Adien is going to lie here for a while.

“No” says their body, to the choice of movement, as if mind and body had at no point ever been a uniform gestalt but operated as two incompatible partners. One is loud and ostentatious and needs everything to go a certain way, scared of chance, possibility, the unfactored, fate, used to being anchored to the self but never sharing ship with others, the other has been guised in independence through repertoire and repetition, reacting heavily and badly to authority, resistance is the only way for existence, often forgetting a reality outside of hardship. It is hard to remember this in such a deep dark sea, but, really, no core constituents – the building blocks of a life we might refer to them as – consist, federationally, of solely bad blocks, but these ‘good cubes’ might be hard to observe, obscured by that which is loud and ostentatious, and this dingy duo are starring in a comedy heist film together.

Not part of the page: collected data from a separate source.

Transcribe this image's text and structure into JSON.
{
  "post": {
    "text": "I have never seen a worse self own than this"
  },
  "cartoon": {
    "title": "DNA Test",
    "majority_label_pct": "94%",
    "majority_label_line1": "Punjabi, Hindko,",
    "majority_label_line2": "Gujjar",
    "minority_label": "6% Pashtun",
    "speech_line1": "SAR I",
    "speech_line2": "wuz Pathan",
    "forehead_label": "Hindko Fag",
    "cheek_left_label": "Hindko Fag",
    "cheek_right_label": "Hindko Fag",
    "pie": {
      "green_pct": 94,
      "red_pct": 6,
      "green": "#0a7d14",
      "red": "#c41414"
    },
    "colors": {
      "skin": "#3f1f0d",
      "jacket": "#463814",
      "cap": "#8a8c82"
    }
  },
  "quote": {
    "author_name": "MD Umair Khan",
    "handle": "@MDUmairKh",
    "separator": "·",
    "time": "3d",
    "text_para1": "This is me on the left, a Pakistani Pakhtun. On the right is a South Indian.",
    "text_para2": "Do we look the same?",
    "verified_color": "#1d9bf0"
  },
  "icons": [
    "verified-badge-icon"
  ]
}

An astute reader who refuses to be content with only two similes might ask about the mind’s response, or how the spirit reacts, or how the will feels, but in this case, and the body is a case, as it is a shy prison for these would-be rebels, the body has the upper hand – it has hands! – and so because the body refuses, until recharged by some lovely interaction within life or a fulfilled promise of sleep, there is no intervention adequate enough to move it; the mind stays quiet and genuflects, even though it wants to scream.

Adien’s mind wanders and get lost. When the mind senses that life is ending, some believe the brain is a parasite that needs to preserve its host from danger, information is processed at a rapid pace, as if being more real for just a moment will help deter death. Adien skips this step, however. They have a lot going on right now.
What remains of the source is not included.